We measured Lupinus perennis reproductive effort in three ways. First we counted the number of flowering stalks per unit area. We counted the number of flowering stalks rooted within a 0.25 m2 percent cover area. Then we measured the total amount of biomass allocated to seeds and pods per flowering stalk. We also counted the number of pods and seeds produced per flowering stalk. We harvested lupine seed stalks from all plots with lupine. We picked stalks with a small amount of flowers at the top and fully formed pods on the bottom; the pods were beginning the dry at the seam. To pick the seed stalks, we started looking in the northeast corner of the plot (in the rear percent cover area) and moved west from there. We picked the first 5 stalks in polycultures and the first 10 stalks in monocultures from the northeast corner. We used this method to try and eliminate visual bias as much as possible. If there was more than 1 stalk coming from the same plant, we only harvested 1 stalk/plant. If we couldn't find enough seed stalks in the rear percent cover, we started searching for stalks in the buffer, starting at the west edge of the plot and working south, then east, then north, then west. All of the stalks from each plot were put together into a plot bag and then put in the drying room. After they were dry, the pods were counted and broken apart. A "pod" was only considered a "pod" if it was longer than 1/2", if it was shorter, it was not counted. Only a subsample of the seeds were counted, dried, and weighed because many of the seeds are so tiny. We did a subsample and used that data to estimate the rest. The pod remnants were also weighed. All 5 or 10 stalks/plot were combined.

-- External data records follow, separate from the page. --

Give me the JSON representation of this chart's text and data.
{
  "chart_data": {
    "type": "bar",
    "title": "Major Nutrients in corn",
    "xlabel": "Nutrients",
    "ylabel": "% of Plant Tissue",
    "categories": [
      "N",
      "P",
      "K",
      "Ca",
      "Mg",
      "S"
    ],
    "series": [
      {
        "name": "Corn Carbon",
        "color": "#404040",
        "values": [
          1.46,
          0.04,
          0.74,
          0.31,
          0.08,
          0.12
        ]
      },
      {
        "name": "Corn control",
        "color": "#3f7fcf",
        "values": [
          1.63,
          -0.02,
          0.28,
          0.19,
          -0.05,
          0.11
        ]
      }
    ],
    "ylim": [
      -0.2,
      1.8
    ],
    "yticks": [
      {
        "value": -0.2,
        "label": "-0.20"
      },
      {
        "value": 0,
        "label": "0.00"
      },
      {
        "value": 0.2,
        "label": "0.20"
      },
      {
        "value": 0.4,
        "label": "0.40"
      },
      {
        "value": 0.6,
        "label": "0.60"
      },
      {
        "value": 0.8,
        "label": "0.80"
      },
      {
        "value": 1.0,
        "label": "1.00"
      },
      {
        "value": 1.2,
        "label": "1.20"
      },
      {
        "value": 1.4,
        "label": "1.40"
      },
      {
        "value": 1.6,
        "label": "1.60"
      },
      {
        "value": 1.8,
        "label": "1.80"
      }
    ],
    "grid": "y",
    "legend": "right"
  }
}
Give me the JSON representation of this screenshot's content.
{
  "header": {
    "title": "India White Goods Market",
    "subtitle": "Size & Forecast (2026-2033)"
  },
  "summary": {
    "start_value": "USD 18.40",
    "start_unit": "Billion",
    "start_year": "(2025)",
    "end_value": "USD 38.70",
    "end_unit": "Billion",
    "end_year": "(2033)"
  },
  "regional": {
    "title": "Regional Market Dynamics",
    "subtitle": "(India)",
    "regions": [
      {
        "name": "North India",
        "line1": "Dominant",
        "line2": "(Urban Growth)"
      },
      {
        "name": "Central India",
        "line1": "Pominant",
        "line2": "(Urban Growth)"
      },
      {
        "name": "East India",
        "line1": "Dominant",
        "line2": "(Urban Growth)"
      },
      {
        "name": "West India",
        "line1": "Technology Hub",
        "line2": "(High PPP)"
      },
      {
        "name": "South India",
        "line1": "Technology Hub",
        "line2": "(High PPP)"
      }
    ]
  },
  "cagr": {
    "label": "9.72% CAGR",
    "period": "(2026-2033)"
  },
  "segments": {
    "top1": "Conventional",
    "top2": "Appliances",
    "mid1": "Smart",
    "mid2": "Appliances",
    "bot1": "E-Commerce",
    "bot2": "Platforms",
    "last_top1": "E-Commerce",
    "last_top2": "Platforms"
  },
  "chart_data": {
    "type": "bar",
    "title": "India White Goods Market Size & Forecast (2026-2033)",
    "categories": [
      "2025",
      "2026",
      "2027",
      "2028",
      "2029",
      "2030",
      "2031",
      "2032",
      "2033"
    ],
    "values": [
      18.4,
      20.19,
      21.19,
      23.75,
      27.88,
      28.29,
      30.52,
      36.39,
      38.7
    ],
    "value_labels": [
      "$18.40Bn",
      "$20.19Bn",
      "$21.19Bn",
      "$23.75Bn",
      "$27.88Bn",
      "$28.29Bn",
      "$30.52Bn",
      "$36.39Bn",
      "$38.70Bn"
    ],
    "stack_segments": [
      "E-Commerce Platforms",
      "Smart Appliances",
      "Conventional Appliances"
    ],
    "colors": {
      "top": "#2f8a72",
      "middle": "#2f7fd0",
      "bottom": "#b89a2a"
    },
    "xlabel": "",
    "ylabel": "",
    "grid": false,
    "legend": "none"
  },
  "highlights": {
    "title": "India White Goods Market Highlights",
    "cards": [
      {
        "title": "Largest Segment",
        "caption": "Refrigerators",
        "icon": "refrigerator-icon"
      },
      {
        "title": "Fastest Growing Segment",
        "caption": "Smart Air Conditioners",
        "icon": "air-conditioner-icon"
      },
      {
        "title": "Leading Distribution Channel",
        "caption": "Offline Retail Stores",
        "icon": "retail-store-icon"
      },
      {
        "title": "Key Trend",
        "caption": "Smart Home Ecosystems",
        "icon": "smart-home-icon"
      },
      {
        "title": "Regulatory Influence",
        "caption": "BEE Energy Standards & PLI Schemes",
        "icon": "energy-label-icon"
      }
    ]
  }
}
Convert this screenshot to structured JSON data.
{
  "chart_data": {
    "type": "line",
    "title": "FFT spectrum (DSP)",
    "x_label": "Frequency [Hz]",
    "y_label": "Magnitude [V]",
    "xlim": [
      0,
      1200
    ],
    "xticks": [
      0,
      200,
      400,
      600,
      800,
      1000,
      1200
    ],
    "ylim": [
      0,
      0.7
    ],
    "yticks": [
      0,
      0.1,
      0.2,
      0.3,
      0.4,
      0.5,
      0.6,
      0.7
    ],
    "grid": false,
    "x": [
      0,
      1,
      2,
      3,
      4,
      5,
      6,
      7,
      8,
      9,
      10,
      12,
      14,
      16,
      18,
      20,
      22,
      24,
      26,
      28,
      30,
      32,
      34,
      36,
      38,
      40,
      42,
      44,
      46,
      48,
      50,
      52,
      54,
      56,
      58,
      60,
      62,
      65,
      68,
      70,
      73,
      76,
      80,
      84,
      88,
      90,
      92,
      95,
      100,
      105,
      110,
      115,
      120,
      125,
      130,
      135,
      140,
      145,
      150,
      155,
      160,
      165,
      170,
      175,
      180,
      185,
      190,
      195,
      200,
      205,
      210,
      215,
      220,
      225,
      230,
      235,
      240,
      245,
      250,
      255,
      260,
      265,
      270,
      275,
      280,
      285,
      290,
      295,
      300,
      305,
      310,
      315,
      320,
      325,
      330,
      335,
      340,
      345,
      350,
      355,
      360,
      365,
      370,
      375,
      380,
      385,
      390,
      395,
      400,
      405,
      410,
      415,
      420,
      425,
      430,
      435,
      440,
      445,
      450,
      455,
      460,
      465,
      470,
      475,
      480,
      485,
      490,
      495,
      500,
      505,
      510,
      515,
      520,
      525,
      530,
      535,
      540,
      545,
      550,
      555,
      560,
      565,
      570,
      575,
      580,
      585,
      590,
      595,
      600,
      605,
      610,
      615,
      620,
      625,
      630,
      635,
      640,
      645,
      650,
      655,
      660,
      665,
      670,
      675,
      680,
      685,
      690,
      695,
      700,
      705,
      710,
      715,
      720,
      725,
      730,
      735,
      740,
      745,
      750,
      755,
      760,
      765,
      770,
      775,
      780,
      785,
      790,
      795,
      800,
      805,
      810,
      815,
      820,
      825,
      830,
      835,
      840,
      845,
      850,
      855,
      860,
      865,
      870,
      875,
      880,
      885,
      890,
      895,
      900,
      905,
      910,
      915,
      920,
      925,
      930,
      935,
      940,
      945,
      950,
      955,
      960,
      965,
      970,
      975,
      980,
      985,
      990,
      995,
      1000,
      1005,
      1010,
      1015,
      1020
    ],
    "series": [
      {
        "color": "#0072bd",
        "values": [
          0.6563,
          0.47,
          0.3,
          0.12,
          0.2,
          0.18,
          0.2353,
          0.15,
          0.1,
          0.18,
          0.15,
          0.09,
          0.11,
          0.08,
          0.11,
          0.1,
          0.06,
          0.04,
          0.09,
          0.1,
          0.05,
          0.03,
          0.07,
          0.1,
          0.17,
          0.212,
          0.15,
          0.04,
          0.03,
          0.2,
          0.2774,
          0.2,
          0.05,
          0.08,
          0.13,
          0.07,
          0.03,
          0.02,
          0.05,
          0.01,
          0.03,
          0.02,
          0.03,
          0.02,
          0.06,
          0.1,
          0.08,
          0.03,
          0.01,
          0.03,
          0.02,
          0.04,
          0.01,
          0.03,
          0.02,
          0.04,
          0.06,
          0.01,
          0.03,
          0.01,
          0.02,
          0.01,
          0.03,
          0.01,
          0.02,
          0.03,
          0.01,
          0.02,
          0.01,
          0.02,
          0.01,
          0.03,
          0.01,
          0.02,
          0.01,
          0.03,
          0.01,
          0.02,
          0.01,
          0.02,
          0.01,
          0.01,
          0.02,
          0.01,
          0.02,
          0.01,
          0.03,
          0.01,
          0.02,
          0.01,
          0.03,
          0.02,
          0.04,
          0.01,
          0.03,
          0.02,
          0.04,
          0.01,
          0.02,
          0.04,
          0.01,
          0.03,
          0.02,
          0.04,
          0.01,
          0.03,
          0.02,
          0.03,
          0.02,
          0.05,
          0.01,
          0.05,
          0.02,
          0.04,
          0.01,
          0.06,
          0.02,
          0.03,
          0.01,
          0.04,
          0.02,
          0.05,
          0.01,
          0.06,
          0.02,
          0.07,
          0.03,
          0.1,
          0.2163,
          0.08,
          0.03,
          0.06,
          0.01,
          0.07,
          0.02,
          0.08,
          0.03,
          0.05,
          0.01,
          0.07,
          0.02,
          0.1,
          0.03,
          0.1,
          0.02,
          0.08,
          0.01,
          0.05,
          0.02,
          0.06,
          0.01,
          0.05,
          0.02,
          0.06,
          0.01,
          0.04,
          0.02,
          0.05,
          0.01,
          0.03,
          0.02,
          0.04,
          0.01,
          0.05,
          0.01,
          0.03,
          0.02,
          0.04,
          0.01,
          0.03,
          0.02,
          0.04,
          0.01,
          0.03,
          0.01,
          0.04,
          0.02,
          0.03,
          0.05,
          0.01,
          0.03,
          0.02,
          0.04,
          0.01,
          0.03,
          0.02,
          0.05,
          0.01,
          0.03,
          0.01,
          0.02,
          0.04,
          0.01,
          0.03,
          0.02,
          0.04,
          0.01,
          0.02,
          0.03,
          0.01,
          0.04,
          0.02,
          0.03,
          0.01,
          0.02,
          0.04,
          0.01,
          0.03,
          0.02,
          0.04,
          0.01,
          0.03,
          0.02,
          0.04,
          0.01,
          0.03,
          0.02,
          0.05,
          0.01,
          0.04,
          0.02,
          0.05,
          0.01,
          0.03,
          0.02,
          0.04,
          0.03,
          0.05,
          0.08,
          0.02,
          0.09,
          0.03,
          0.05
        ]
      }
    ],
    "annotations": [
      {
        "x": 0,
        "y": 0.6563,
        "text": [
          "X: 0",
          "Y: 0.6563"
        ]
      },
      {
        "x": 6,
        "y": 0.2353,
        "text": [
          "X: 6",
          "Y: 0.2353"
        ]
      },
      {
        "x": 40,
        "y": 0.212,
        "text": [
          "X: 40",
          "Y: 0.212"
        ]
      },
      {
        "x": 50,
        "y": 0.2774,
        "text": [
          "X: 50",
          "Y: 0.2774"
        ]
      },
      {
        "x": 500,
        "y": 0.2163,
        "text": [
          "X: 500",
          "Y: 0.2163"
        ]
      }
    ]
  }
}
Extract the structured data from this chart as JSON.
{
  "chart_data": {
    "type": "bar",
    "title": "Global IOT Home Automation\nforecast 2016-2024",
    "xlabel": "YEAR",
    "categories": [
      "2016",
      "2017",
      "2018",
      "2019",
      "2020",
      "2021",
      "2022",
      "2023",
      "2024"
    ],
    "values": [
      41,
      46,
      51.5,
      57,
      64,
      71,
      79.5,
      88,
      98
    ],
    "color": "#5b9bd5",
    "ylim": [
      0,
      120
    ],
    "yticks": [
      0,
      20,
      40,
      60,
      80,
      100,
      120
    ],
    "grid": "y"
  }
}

Weeds were placed in paper bags labeled with the plot number and date. Sometimes we sorted the weeds into categories; sixteen species weeds - weeds that were in the experiment but were not in the plot, and real weeds - weeds that were not in the experiment and found in the plot. All of the species that were not supposed to be in the plot were pulled. Weeding tools were used to try to get out all of the roots of each plant without damaging other plants surrounding it. The weeds were then put into one of the bags identified above and all of the bags were combined and placed into a main or "big" bag. If soil was disturbed during the process of extracting plants, we made sure to smooth it out afterwards. All weeds were dried and weighed.